Goethe -« Harzreise im Winter »

Hélas, qui peut guérir la douleur
De celui à qui le baume est devenu poison ?

Goethe – Voyage dans le Harz en hiver

Ce 22 septembre 1869, à Lichtenthal, tout près de Baden-Baden, Julie Schumann, fille de Clara et Robert Schumann, épouse le comte Vittorio Amadeo Radicati di Marmorito. Johannes Brahms, fidèle et inconditionnel ami de la famille Schumann, lui offre en cadeau de mariage l’une de ses plus belles œuvres, née de la profonde déréliction dans laquelle l’a plongé l’évènement.

Quelques mois plus tôt, alors qu’elle annonçait à Johannes les fiançailles de Julie, Clara fut saisie par la grande contrariété que la nouvelle venait de provoquer chez le jeune compositeur. « Il en fut aussitôt métamorphosé et s’enferma dans sa vieille mélancolie », note-t-elle. Julie, à l’évidence, ne laissait pas Brahms indifférent, la nouvelle l’accabla.

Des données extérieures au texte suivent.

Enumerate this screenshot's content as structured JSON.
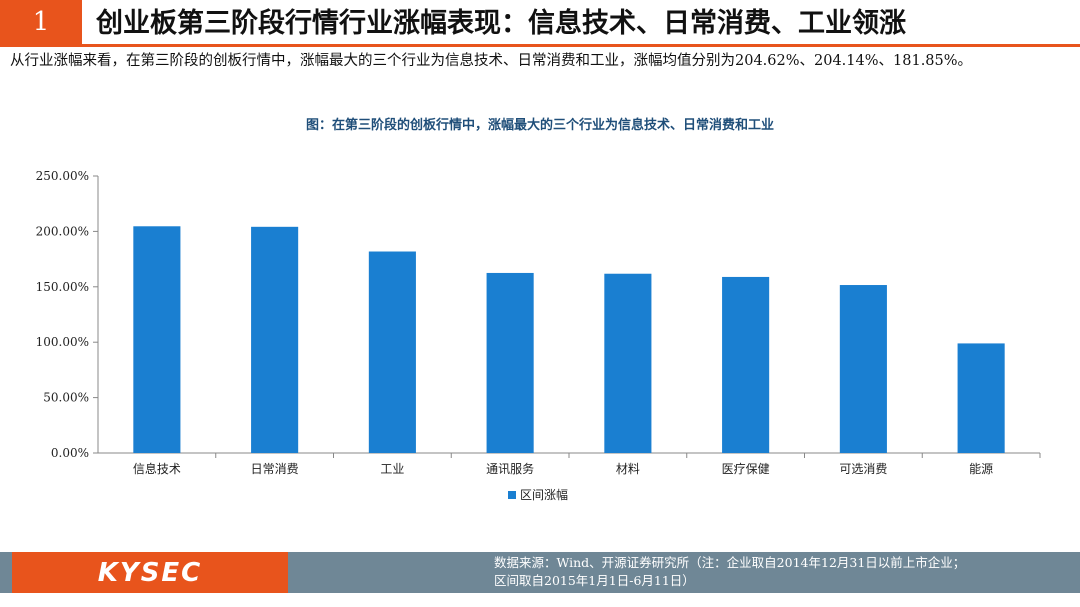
{
  "slide": {
    "number": "1",
    "title": "创业板第三阶段行情行业涨幅表现：信息技术、日常消费、工业领涨",
    "summary": "从行业涨幅来看，在第三阶段的创板行情中，涨幅最大的三个行业为信息技术、日常消费和工业，涨幅均值分别为204.62%、204.14%、181.85%。"
  },
  "colors": {
    "accent": "#e8541c",
    "bar": "#1a7fd1",
    "footer": "#6f8796",
    "caption": "#1f4e79"
  },
  "chart_data": {
    "type": "bar",
    "title": "图：在第三阶段的创板行情中，涨幅最大的三个行业为信息技术、日常消费和工业",
    "categories": [
      "信息技术",
      "日常消费",
      "工业",
      "通讯服务",
      "材料",
      "医疗保健",
      "可选消费",
      "能源"
    ],
    "series": [
      {
        "name": "区间涨幅",
        "values": [
          204.62,
          204.14,
          181.85,
          162.5,
          161.8,
          158.9,
          151.6,
          98.9
        ]
      }
    ],
    "ylim": [
      0,
      250
    ],
    "yticks": [
      "0.00%",
      "50.00%",
      "100.00%",
      "150.00%",
      "200.00%",
      "250.00%"
    ],
    "ytick_values": [
      0,
      50,
      100,
      150,
      200,
      250
    ],
    "legend_position": "bottom",
    "grid": false
  },
  "footer": {
    "logo_text": "KYSEC",
    "source_line1": "数据来源：Wind、开源证券研究所（注：企业取自2014年12月31日以前上市企业；",
    "source_line2": "区间取自2015年1月1日-6月11日）"
  }
}
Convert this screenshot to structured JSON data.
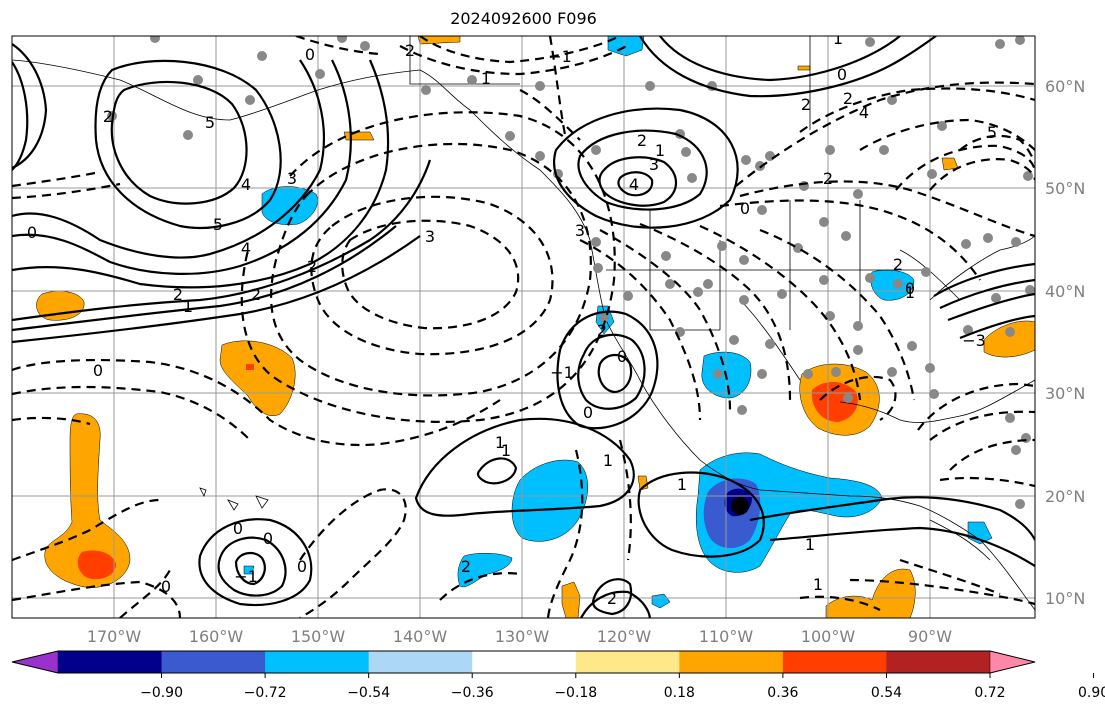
{
  "title": "2024092600 F096",
  "lat_labels": [
    "60°N",
    "50°N",
    "40°N",
    "30°N",
    "20°N",
    "10°N"
  ],
  "lon_labels": [
    "170°W",
    "160°W",
    "150°W",
    "140°W",
    "130°W",
    "120°W",
    "110°W",
    "100°W",
    "90°W"
  ],
  "colorbar": {
    "colors": [
      "#9932CC",
      "#00008B",
      "#3A5BD0",
      "#00BFFF",
      "#ADD8F5",
      "#FFFFFF",
      "#FFE88A",
      "#FFA500",
      "#FF3E00",
      "#B22222",
      "#FF88AA"
    ],
    "tick_labels": [
      "−0.90",
      "−0.72",
      "−0.54",
      "−0.36",
      "−0.18",
      "0.18",
      "0.36",
      "0.54",
      "0.72",
      "0.90"
    ]
  },
  "contour_labels": [
    "0",
    "2",
    "1",
    "−1",
    "2",
    "4",
    "5",
    "3",
    "0",
    "5",
    "4",
    "3",
    "2",
    "2",
    "1",
    "2",
    "0",
    "0",
    "3",
    "0",
    "2",
    "1",
    "3",
    "4",
    "2",
    "0",
    "2",
    "1",
    "4",
    "5",
    "2",
    "0",
    "2",
    "1",
    "2",
    "0",
    "−3",
    "−1",
    "0",
    "1",
    "1",
    "1",
    "1",
    "−1",
    "0",
    "0",
    "0",
    "2",
    "1",
    "2",
    "1"
  ],
  "shading_colors": {
    "neg_light": "#00BFFF",
    "neg_mid": "#3A5BD0",
    "neg_dark": "#00008B",
    "pos_orange": "#FFA500",
    "pos_red": "#FF3E00"
  }
}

Assurément très dépité d’avoir tu ses sentiments, Brahms devait se reprocher de s’être, une fois encore, calfeutré dans cette habituelle solitude désabusée, née sans doute d’une forme particulière de misogynie qui ne consentirait à s’effacer que devant les forces d’une passion précisément ciblée. « J’étais fait pour le cloître, disait-il quand parfois il acceptait de parler de lui-même, mais le genre de couvent qu’il m’aurait fallu n’existe pas. »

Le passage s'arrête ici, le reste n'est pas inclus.